A Polícia Federal (PF) desencadeou, nesta terça-feira (16), uma grande operação para combater um sofisticado esquema de corrupção, lavagem de dinheiro e desvio de verbas do Sistema Único de Saúde (SUS) no estado de Alagoas. Batizada de Operação Estágio IV, a ação investiga um prejuízo estimado em quase R$ 100 milhões aos cofres públicos.
Mandados cumpridos em três estados e afastamento de servidor
Durante a operação, foram cumpridos 38 mandados de busca e apreensão, expedidos pelo Tribunal Regional Federal da 5ª Região (TRF-5). As diligências ocorreram em endereços localizados em Alagoas, Pernambuco e no Distrito Federal. Como uma das primeiras consequências, um servidor público estadual foi afastado por 180 dias de suas funções.
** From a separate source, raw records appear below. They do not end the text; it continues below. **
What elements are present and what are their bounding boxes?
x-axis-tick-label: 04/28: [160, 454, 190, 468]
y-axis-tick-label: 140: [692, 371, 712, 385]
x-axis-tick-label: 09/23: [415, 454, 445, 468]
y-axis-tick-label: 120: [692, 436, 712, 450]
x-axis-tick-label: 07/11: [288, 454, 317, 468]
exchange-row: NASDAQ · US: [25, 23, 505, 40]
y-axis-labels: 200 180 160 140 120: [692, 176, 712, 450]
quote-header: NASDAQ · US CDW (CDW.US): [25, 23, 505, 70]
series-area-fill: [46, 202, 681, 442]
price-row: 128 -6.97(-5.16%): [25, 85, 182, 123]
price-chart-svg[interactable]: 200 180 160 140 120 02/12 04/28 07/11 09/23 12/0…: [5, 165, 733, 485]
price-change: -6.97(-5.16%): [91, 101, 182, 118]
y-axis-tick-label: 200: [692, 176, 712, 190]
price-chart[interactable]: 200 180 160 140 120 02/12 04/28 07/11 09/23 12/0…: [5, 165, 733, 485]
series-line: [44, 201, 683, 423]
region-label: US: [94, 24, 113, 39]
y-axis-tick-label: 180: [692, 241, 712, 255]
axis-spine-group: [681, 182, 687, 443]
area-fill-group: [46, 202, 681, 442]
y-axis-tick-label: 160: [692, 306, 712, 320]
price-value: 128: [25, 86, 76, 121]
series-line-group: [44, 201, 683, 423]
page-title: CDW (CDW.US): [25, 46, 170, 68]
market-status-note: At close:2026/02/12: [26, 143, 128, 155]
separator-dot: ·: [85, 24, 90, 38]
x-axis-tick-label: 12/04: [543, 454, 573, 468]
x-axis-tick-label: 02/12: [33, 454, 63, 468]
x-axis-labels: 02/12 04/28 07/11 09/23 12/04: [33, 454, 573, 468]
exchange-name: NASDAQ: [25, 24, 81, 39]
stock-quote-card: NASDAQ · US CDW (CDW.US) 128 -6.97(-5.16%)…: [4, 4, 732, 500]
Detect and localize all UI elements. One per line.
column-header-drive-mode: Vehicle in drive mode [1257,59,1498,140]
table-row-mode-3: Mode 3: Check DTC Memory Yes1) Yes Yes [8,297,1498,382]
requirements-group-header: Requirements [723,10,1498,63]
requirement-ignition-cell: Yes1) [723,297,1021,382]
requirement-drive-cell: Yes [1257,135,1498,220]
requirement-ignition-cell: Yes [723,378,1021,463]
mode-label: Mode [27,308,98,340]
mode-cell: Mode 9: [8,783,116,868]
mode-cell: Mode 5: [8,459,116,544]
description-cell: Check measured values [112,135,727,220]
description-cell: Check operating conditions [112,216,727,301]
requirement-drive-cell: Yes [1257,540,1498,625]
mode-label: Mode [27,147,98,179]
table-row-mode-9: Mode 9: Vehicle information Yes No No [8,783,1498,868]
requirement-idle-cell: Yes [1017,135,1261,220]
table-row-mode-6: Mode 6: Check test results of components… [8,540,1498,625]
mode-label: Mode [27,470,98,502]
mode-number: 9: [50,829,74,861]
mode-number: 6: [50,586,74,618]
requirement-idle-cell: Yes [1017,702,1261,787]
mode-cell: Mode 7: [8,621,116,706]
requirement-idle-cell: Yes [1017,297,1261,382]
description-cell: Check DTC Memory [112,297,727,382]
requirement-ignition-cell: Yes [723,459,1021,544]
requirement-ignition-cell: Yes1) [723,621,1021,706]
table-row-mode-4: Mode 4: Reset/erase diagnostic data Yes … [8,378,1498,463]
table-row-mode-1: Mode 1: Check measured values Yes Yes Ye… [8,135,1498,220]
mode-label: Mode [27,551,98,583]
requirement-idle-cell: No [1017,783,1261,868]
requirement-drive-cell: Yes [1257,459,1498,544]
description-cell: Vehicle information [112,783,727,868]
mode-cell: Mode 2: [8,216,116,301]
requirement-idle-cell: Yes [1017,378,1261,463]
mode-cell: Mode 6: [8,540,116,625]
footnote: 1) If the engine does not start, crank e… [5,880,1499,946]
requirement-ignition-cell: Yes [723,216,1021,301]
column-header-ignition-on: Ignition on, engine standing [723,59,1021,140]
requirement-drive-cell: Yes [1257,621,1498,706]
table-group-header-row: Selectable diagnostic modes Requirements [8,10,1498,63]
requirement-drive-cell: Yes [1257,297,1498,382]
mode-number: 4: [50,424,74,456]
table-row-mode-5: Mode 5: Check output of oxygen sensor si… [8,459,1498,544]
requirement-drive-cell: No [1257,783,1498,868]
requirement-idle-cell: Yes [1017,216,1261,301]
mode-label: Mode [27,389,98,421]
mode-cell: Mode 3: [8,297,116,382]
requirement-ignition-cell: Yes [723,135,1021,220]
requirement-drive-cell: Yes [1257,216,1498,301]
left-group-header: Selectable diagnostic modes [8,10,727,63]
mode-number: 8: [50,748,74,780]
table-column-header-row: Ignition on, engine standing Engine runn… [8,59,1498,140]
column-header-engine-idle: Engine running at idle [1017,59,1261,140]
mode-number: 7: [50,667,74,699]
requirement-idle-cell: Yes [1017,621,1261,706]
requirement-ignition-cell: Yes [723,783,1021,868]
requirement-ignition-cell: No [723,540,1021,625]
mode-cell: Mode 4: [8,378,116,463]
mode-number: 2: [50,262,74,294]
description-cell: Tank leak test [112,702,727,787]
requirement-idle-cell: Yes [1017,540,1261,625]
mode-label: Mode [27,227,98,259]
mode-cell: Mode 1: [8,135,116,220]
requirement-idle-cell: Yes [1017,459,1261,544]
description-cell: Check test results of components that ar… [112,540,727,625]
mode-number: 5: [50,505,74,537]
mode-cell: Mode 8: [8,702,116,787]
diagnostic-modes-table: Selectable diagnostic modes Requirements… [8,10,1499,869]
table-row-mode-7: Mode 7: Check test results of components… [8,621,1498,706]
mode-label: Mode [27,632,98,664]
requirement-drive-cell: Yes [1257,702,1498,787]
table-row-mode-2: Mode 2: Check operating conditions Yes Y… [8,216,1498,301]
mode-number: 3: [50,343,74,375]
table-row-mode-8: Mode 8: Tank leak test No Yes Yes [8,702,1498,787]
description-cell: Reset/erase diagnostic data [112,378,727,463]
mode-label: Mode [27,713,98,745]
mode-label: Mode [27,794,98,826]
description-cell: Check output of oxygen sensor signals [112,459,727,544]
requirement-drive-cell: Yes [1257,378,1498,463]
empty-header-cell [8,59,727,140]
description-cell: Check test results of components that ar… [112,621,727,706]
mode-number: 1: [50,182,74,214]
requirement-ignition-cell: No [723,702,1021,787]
O TRF-5 também determinou o sequestro de bens dos investigados, incluindo veículos e imóveis de alto valor.
A força-tarefa mobilizou 170 policiais federais e 26 auditores, contando com o apoio estratégico da Controladoria-Geral da União (CGU), da Receita Federal e do Departamento Nacional de Auditoria do SUS (Denasus).
Duas frentes de desvio: contratos e ressarcimentos fraudulentos
As investigações apontam duas principais modalidades de desvio. A primeira envolve contratos emergenciais celebrados pela Secretaria de Estado da Saúde (Sesau) entre 2023 e 2025. A PF identificou indícios de favorecimento em licitações diretas com uma fornecedora de material hospitalar e uma construtora, que juntas somam cerca de R$ 100 milhões. Grande parte desses recursos ainda estava em fase de execução.
A segunda frente, já consumada, revela um desvio de mais de R$ 18 milhões. O montante foi subtraído por meio de ressarcimentos superfaturados à rede privada por consultas e procedimentos médicos que, segundo as provas colhidas, não teriam sido realizados. Esses pagamentos indevidos foram efetuados pela Sesau entre setembro de 2023 e agosto de 2025.
Um caso emblemático citado pelos investigadores é o de uma clínica de fisioterapia que recebeu valores incompatíveis com sua capacidade operacional real, levantando fortes suspeitas de fraude.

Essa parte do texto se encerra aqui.